X_scaled = StandardScaler().fit_transform(X)
component_grid = [2, 3, 5, 8, 10, 12, X.shape[1]]
errors = []

for n in component_grid:
    pca_n = PCA(n_components=n)
    X_proj = pca_n.fit_transform(X_scaled)
    X_recon = pca_n.inverse_transform(X_proj)
    mse = ((X_scaled - X_recon) ** 2).mean()
    errors.append(mse)

plt.figure(figsize=(7.5, 4.6))
plt.plot(component_grid, errors, marker="o", color="#5e35b1", linewidth=1.8)
plt.xlabel("Number of Components")
plt.ylabel("Reconstruction MSE")
plt.title("Wine PCA: Information Loss vs Components")
plt.grid(alpha=0.3)
plt.show()

This curve quantifies compression cost. Pick components around the flattening zone where extra dimensions reduce error only marginally.

Graph 6: Pairwise Class-Centroid Distances in 2D PCA Space

X_scaled = StandardScaler().fit_transform(X)
X_2d = PCA(n_components=2).fit_transform(X_scaled)

pc_df = pd.DataFrame(X_2d, columns=["PC1", "PC2"])
pc_df["target"] = y.values
centroids = pc_df.groupby("target")[["PC1", "PC2"]].mean().sort_index()

dist_01 = np.linalg.norm(centroids.loc[0].values - centroids.loc[1].values)
dist_02 = np.linalg.norm(centroids.loc[0].values - centroids.loc[2].values)
dist_12 = np.linalg.norm(centroids.loc[1].values - centroids.loc[2].values)
print(f"Centroid distances: 0-1={dist_01:.3f}, 0-2={dist_02:.3f}, 1-2={dist_12:.3f}")

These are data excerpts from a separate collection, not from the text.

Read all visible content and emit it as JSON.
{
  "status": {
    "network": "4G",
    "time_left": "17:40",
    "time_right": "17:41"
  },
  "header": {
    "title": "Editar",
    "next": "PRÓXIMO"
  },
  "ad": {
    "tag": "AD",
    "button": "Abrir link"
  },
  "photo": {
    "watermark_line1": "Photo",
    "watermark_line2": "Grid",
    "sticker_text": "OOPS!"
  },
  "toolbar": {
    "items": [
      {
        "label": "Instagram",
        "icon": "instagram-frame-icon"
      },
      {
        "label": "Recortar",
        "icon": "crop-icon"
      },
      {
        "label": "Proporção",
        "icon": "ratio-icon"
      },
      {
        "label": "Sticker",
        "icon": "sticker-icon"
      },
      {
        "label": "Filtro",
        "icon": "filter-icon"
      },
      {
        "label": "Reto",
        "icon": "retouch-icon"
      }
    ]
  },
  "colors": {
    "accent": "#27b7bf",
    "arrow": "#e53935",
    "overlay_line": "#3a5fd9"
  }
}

plt.figure(figsize=(7.3, 5.3))
colors = ["#ef5350", "#42a5f5", "#66bb6a"]
for cls, color, name in zip(sorted(np.unique(y)), colors, data.target_names):
    mask = (pc_df["target"] == cls)
    plt.scatter(pc_df.loc[mask, "PC1"], pc_df.loc[mask, "PC2"], s=22, alpha=0.6, color=color, label=name)

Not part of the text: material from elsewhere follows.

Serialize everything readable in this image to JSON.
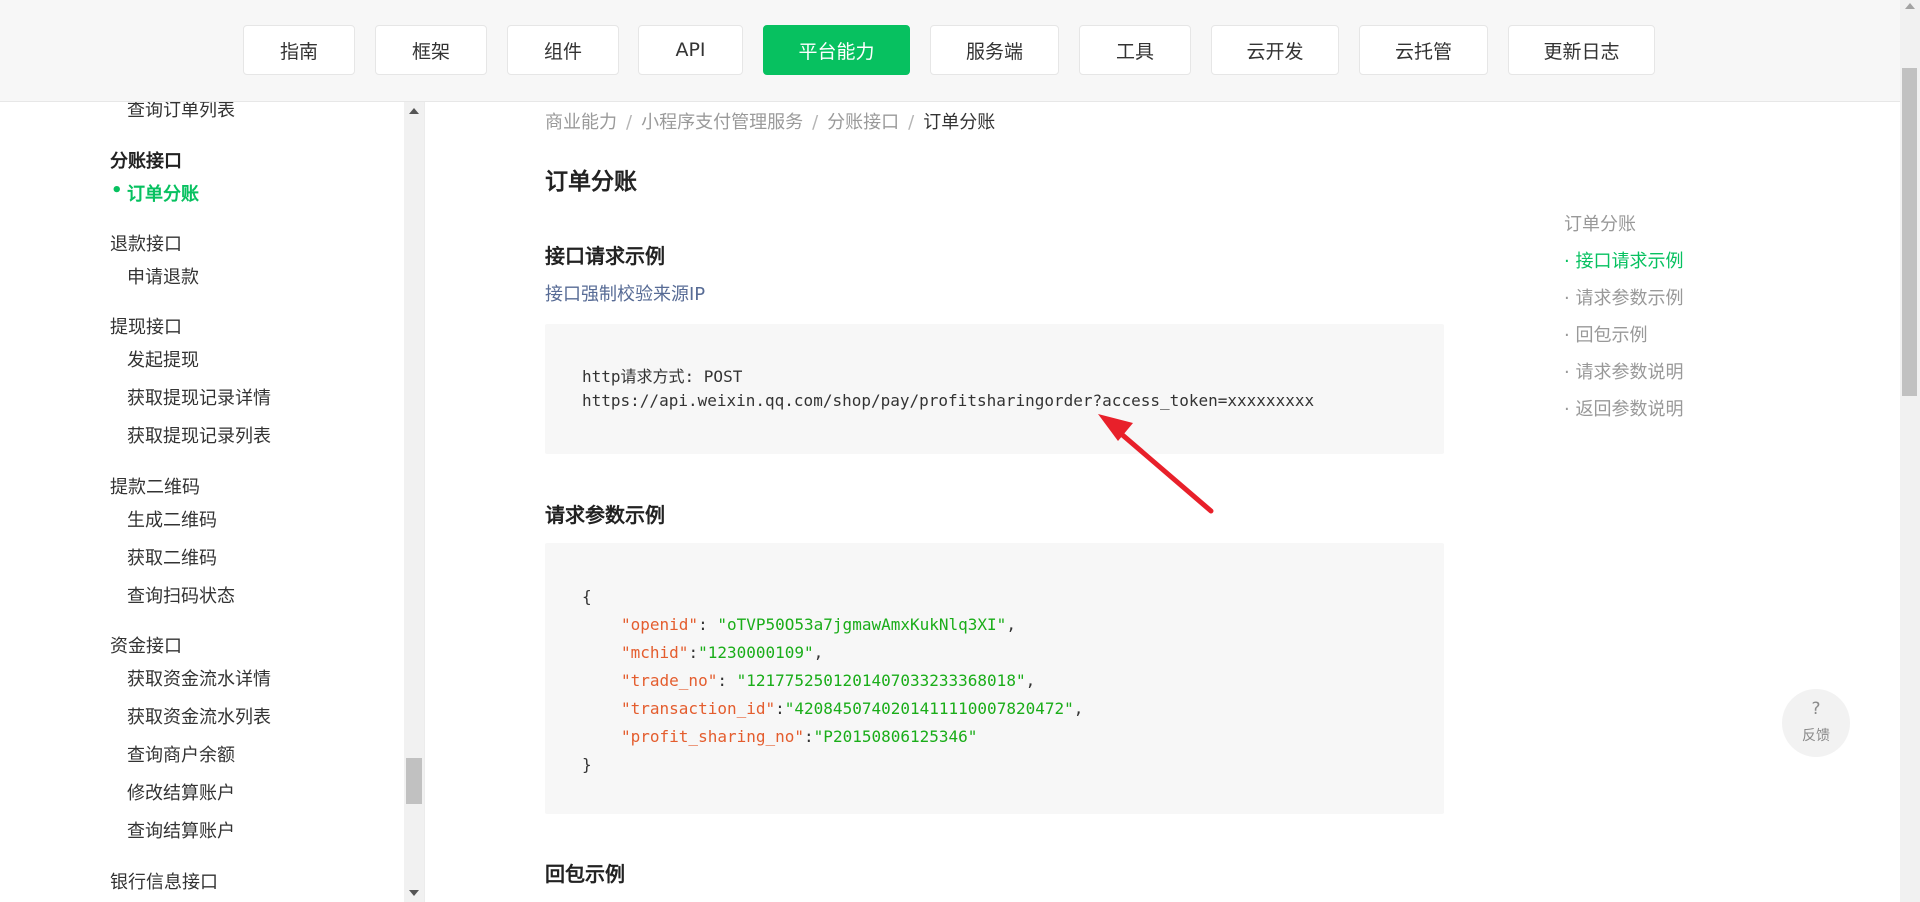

for cls, color in zip([0, 1, 2], ["#b71c1c", "#0d47a1", "#1b5e20"]):
    cx, cy = centroids.loc[cls, "PC1"], centroids.loc[cls, "PC2"]
    plt.scatter(cx, cy, s=190, marker="X", color=color)

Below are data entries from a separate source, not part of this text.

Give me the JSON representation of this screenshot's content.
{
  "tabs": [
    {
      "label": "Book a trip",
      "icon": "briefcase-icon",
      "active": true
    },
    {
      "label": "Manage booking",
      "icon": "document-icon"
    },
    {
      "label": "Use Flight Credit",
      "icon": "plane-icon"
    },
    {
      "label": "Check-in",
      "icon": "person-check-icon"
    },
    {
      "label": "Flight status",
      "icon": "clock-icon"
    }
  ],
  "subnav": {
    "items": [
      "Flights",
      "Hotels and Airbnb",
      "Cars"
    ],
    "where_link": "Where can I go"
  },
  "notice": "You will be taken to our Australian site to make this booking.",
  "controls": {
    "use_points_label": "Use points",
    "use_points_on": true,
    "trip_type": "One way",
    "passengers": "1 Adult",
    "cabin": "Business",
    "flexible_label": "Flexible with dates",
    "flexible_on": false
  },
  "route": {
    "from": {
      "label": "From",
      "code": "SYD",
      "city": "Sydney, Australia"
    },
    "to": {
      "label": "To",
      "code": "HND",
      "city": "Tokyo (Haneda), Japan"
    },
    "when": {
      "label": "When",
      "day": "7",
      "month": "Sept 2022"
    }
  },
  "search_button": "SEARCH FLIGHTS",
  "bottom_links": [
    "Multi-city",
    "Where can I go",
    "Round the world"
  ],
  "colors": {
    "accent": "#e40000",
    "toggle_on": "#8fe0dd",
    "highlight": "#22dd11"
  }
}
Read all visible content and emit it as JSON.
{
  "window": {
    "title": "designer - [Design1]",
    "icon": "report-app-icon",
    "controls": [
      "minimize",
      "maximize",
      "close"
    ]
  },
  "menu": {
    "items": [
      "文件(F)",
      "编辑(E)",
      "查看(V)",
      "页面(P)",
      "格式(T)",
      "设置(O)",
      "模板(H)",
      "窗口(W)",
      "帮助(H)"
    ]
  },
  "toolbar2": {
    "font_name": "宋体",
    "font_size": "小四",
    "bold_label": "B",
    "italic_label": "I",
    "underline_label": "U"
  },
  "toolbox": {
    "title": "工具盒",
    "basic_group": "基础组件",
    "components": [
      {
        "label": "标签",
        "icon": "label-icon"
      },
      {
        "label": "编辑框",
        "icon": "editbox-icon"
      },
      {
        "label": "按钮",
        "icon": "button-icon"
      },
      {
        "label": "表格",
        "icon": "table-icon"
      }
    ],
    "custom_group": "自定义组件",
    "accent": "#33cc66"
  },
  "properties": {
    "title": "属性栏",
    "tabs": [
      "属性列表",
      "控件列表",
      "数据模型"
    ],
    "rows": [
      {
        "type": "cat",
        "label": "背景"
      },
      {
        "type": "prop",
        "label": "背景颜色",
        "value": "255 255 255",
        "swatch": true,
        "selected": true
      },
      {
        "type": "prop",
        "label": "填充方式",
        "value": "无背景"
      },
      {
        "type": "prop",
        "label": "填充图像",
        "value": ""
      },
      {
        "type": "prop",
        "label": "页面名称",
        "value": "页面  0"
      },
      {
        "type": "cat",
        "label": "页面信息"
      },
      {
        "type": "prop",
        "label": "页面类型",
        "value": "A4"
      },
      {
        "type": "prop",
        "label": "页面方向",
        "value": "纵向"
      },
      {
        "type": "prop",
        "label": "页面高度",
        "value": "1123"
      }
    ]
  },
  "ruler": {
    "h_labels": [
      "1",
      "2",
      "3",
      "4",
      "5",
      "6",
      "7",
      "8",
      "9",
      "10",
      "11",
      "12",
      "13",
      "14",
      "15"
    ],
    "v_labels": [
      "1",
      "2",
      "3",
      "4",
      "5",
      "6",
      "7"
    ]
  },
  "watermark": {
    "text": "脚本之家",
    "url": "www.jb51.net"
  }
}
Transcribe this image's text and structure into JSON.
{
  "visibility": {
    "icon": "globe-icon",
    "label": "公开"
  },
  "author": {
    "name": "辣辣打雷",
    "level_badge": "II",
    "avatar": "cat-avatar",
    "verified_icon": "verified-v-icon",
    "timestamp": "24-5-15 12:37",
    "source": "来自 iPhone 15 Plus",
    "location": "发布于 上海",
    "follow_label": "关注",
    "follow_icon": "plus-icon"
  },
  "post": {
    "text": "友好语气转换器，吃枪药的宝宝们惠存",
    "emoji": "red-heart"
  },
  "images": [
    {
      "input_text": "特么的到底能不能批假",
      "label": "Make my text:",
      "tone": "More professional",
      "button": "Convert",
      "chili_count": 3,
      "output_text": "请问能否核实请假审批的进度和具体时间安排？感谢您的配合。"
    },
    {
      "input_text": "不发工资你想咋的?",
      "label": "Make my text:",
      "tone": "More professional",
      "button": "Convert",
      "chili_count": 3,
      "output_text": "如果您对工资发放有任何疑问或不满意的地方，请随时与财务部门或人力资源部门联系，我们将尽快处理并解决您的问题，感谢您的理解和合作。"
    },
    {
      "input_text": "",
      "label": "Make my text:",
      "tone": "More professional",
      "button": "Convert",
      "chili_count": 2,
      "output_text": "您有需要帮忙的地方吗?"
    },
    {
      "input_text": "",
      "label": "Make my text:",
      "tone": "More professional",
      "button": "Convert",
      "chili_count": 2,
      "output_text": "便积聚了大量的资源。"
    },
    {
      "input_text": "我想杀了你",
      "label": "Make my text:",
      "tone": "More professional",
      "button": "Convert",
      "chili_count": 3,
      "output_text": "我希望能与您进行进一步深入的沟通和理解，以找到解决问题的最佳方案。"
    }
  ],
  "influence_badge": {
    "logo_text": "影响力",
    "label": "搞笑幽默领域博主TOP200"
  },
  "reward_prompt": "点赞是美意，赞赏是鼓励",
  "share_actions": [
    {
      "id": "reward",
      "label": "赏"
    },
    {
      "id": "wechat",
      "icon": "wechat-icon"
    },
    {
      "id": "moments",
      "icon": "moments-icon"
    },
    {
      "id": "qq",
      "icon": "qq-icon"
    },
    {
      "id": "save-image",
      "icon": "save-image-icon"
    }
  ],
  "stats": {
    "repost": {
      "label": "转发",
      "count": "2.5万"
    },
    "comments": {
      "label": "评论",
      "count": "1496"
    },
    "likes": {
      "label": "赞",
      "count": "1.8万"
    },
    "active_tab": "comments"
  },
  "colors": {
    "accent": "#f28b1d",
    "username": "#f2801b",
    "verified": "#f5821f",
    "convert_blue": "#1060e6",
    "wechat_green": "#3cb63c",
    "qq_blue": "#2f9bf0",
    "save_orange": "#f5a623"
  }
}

p01 = centroids.loc[0].values
p02 = centroids.loc[2].values
p12 = centroids.loc[1].values
plt.plot([p01[0], p12[0]], [p01[1], p12[1]], "k--", linewidth=1)
plt.plot([p01[0], p02[0]], [p01[1], p02[1]], "k--", linewidth=1)
plt.plot([p12[0], p02[0]], [p12[1], p02[1]], "k--", linewidth=1)

plt.xlabel("PC1")
plt.ylabel("PC2")
plt.title("Wine Class Separation via PCA Centroids")
plt.legend()
plt.show()

This view adds a compact separability measure for multiclass structure. Larger pairwise centroid distances usually indicate cleaner class separation.

Exercises for Practice

Exercise 1: Compare 2, 3, and 5 PCA components and evaluate multiclass confusion matrices.

Exercise 2: Run PCA with n_components=0.90, 0.95, and 0.99; compare retained dimensions.

Exercise 3: Skip scaling intentionally and observe change in explained variance ordering.

Exercise 4: Train SVC and KNN with/without PCA and compare CV accuracy.

Exercise 5: Use 5-fold and 10-fold CV and check if best setup changes.

Exercise 6: Extract top contributors for PC1 and PC2 and write interpretation notes.

Exercise 7: Remove two high-loading features and re-run PCA; observe component count for 95% variance.

Exercise 8: Increase test_size from 0.2 to 0.3 and compare drift in baseline vs PCA pipelines.

Exercise 9: Reuse the same workflow on breast cancer data and compare separation quality in 2D PCA plot.

A practical PCA workflow for multiclass data is: standardize features, inspect variance retention, validate with baseline and PCA pipelines, and interpret loadings before final deployment.